United, Continental Agree on Merger Stock Ratio
UAL Corp.’s United Airlines and Continental Airlines Inc. tentatively agreed on an exchange ratio in their all-stock merger of 1.05 shares of UAL for each Continental share, a person with knowledge of the matter said.
United Chief Executive Officer Glenn Tilton and CEO Jeff Smisek of Houston-based Continental have briefed their boards on the terms, said the person, who asked not to be identified because details aren’t public. The CEOs reached their accord at a meeting on April 27, the person said.
A merger may be announced as soon as May 3, people familiar with the situation have said. At today’s closing prices, UAL and Continental were valued at $3.63 billion and $3.12 billion, according to data compiled by Bloomberg. Each Continental share was valued at 1.03 UAL shares.
“United shareholders may feel it’s undervalued,” said Vicki Bryan, a debt analyst at New York-based Gimme Credit LCC. “The board is going to have to justify that.”
The new company may deliver a combination of more than $2 billion in savings and added revenue, Bryan said today in an interview. The merger would produce the world’s largest carrier based on passenger traffic, surpassing Delta Air Lines Inc.
Directors at UAL have scheduled a meeting for today, people have said. Jean Medina, a spokeswoman for Chicago-based United, declined to comment. Continental’s David Messing didn’t return a message. CNBC reported the ratio earlier today.
UAL gained 13 cents to $21.60 at 4 p.m. in New York in Nasdaq Stock Market trading, while Continental slid 35 cents, or 1.5 percent, to $22.35 on the New York Stock Exchange.

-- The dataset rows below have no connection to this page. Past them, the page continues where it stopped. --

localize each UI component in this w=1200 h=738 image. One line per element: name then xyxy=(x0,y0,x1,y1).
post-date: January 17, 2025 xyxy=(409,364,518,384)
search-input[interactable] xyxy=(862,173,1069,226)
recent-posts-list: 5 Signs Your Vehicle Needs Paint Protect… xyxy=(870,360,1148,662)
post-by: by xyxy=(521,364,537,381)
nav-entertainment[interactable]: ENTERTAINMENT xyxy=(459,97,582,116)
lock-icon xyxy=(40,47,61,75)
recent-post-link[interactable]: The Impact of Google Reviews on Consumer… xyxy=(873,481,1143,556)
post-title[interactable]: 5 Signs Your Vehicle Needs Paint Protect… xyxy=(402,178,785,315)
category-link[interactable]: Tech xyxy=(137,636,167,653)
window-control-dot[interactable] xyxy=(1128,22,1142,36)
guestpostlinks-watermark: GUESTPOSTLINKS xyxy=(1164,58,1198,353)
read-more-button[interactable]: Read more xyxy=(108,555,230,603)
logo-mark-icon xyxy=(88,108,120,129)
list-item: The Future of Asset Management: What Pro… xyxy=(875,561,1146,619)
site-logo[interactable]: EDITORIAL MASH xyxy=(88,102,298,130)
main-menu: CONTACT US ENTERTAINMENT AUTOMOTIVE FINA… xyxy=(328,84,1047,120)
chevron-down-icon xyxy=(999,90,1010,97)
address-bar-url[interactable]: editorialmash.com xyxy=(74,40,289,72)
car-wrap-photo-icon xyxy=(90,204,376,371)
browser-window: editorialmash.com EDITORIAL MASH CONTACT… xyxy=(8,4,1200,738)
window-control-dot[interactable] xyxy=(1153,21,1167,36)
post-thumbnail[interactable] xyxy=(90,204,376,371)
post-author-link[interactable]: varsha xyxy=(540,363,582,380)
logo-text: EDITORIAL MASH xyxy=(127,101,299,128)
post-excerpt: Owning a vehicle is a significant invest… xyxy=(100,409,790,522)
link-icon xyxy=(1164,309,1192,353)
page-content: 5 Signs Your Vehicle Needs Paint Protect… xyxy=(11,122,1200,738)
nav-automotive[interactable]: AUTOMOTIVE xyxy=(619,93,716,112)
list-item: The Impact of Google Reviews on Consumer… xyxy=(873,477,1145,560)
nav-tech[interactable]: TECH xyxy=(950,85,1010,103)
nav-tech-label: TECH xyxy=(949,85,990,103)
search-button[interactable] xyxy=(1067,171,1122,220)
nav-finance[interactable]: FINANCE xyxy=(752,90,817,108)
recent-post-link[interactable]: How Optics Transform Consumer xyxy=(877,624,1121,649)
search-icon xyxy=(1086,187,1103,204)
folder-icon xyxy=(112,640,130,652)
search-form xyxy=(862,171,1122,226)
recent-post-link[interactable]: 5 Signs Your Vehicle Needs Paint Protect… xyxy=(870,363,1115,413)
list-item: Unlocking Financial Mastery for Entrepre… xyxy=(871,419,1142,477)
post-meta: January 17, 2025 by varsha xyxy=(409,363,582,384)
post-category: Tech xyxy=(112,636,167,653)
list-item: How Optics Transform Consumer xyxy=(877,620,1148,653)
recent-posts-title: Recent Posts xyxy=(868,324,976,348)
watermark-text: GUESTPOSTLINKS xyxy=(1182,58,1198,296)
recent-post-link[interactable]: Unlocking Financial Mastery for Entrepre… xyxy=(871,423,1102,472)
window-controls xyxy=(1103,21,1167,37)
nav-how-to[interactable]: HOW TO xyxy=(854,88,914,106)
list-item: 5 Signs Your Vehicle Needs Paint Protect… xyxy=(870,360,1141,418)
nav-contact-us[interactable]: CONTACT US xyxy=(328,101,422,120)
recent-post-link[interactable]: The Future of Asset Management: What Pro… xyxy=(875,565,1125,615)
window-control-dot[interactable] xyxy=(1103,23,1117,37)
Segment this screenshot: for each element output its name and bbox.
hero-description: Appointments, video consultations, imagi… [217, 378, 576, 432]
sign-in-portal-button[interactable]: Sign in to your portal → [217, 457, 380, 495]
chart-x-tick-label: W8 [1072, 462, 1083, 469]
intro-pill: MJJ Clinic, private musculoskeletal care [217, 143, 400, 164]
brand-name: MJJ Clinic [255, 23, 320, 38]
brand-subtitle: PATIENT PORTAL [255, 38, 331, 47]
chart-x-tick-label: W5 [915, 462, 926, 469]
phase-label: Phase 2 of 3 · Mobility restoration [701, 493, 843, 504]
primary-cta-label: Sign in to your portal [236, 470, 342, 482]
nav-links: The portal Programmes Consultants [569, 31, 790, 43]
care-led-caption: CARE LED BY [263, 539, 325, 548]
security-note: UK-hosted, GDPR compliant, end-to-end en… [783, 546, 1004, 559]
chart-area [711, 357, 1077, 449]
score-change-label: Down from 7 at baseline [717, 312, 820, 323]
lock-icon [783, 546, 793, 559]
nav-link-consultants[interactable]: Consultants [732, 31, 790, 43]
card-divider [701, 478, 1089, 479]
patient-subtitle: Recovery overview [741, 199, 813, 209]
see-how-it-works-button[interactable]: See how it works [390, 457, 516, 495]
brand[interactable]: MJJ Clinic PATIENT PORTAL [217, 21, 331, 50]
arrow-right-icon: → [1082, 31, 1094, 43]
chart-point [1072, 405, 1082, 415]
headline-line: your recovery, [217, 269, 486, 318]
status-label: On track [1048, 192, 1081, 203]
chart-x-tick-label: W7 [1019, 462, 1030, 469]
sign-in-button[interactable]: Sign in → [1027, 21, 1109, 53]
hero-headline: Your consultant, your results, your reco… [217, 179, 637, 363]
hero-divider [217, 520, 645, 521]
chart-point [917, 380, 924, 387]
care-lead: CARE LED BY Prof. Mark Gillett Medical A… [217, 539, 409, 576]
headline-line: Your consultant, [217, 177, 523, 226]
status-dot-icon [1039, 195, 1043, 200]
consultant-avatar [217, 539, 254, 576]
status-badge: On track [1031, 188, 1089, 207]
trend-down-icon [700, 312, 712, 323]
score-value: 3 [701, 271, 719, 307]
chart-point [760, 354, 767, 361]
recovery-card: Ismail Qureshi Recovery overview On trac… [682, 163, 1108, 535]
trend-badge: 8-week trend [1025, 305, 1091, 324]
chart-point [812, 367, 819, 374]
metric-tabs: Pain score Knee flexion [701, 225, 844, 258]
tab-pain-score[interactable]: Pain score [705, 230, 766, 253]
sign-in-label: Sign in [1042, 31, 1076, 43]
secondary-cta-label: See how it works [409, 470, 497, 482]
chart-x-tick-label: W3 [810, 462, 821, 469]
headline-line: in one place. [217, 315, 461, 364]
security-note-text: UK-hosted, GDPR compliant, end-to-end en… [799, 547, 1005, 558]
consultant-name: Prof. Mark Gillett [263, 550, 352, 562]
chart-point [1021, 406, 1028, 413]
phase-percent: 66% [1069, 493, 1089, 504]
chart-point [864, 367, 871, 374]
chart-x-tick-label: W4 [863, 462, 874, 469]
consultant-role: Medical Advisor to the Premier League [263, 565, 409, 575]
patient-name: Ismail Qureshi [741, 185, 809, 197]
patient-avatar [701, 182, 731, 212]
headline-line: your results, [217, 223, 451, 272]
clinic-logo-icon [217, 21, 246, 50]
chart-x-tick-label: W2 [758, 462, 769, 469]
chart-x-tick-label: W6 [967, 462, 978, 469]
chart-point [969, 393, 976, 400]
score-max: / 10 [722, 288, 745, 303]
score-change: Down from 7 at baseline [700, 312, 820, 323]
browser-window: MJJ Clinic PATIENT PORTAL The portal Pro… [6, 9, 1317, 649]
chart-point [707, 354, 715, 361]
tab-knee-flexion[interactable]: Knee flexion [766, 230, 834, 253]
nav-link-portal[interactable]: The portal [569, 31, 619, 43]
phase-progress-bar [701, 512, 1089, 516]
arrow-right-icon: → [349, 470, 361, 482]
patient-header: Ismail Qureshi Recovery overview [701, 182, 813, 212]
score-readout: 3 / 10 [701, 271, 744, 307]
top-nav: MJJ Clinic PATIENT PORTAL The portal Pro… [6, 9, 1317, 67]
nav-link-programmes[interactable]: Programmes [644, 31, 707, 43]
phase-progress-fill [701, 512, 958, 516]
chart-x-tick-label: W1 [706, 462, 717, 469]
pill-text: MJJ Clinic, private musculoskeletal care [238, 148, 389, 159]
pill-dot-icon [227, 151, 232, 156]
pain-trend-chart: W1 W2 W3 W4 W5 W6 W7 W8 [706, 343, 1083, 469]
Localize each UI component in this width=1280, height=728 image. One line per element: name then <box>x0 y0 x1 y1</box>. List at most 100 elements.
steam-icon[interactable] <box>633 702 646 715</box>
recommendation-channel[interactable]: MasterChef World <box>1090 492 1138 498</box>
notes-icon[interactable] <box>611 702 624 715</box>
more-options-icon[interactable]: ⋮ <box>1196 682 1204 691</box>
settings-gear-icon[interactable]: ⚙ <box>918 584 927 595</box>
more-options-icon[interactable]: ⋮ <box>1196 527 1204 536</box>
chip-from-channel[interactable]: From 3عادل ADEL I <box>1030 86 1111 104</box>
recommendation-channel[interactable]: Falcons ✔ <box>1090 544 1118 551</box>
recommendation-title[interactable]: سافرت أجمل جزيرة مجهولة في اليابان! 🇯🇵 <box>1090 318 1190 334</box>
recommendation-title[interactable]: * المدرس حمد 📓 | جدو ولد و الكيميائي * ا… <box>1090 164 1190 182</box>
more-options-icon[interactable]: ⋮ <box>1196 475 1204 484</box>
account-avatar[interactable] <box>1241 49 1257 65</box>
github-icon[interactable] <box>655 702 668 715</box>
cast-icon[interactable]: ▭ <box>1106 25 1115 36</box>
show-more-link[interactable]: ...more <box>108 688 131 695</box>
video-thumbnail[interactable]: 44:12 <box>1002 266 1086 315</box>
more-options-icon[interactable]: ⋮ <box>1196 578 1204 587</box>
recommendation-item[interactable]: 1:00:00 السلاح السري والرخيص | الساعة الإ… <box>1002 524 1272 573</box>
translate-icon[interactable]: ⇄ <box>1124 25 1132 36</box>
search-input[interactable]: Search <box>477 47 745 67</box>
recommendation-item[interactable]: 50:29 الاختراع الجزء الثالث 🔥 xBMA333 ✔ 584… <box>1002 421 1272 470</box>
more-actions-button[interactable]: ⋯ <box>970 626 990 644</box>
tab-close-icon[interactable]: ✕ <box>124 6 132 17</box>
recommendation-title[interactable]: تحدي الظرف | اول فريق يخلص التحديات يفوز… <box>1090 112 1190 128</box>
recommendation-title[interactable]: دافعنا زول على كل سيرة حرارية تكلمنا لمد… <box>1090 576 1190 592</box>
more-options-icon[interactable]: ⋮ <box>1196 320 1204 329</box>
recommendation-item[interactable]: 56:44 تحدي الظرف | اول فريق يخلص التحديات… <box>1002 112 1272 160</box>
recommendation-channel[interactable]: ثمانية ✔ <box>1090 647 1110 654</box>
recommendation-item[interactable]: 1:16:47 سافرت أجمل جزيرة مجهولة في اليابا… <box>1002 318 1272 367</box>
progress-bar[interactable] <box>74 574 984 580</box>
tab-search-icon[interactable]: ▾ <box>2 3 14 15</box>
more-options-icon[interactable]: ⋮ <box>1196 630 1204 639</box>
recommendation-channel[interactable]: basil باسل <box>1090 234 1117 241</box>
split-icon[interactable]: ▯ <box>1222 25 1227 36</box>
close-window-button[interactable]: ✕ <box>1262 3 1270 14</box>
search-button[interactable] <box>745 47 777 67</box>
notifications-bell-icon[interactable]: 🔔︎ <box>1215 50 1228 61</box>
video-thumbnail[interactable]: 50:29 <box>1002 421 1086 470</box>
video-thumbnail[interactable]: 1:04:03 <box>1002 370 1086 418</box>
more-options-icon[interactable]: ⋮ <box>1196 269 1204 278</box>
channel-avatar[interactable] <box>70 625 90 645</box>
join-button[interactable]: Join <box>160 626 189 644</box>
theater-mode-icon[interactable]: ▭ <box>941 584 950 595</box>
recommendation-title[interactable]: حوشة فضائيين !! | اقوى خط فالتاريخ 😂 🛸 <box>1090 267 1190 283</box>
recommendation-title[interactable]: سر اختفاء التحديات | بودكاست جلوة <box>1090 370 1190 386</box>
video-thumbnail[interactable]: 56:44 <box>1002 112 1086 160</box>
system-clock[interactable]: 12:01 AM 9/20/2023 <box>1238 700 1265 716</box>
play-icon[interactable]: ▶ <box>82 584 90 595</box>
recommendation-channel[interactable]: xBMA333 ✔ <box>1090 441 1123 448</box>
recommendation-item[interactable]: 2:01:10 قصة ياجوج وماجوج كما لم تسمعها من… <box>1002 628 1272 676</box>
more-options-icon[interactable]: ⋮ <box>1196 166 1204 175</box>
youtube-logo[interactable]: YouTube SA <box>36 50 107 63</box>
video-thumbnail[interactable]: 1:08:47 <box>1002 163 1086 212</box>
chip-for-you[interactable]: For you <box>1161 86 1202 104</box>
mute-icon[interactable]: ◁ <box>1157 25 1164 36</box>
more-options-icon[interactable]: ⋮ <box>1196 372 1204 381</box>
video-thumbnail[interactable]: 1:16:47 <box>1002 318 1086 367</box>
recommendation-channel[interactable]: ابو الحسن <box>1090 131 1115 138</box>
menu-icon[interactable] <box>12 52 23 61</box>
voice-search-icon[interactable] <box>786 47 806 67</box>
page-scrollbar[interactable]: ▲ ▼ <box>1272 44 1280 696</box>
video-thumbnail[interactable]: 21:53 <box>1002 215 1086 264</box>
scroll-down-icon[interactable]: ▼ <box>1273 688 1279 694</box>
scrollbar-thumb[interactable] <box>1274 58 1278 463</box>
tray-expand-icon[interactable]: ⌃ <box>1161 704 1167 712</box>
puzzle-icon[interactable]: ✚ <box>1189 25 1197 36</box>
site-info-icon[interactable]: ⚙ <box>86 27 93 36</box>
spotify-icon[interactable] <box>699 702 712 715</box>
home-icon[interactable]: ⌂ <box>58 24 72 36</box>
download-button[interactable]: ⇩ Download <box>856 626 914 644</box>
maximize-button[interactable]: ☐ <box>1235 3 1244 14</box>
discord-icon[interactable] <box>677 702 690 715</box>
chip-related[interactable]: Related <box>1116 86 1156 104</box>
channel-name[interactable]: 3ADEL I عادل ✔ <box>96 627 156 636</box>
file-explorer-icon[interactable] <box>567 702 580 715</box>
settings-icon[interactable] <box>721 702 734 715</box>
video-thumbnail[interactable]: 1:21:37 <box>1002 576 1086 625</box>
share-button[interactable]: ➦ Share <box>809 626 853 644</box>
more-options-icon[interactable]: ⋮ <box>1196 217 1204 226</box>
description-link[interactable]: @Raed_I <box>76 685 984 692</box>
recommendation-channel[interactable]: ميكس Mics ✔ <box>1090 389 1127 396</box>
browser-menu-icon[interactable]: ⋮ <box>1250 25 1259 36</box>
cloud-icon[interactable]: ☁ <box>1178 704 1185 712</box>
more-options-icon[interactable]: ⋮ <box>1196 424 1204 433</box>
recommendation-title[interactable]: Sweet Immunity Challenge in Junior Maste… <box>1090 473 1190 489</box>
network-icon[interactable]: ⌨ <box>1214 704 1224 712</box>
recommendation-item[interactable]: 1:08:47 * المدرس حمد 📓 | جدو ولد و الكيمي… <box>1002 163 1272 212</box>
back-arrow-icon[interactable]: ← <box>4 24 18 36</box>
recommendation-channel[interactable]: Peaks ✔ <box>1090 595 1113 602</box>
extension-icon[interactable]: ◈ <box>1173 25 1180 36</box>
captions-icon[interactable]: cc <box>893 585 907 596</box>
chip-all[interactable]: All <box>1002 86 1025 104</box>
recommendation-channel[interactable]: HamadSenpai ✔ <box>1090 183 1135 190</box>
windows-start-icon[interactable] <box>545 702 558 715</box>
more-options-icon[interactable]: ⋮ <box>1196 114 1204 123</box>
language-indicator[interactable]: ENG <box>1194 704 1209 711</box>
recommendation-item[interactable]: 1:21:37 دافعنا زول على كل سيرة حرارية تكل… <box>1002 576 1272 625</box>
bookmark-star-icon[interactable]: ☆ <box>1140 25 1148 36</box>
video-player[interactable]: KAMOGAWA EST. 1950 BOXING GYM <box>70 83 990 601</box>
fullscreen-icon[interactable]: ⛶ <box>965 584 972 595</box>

UAL and Continental are the third- and fourth-largest U.S. airlines by market value and passenger traffic, based on data compiled by Bloomberg.
Together, they would leapfrog Delta for the top spot across both the Atlantic and Pacific among U.S. airlines, with 40 percent and 53 percent of traffic, based on data compiled by Bloomberg. The merged carrier would be No. 2 in Latin America behind AMR Corp.’s American Airlines.
Blending their networks would produce two hubs at U.S. East Coast business centers, United’s at Washington Dulles and Continental’s at Newark, New Jersey. United’s routes include flights between Washington and Moscow, a city not served by Continental.
“A merger would be smart in a strategic sense, combining Continental’s strong trans-Atlantic network with United’s strength in the Pacific,” Jim Corridore, a Standard & Poor’s equity analyst in New York, wrote today in a note. He rates UAL as hold and recommends buying Continental.
Continental abandoned merger talks with United in 2008, saying the risks of a tie-up outweighed the rewards. Continental later joined the Star Alliance group of airlines led by United.
Negotiations on a tie-up resumed this month, people have said. US Airways Group Inc. ended its own merger discussions with United on April 22, and said it would remain a stand-alone carrier. The Tempe, Arizona-based company walked away after concluding United favored a Continental deal, people have said.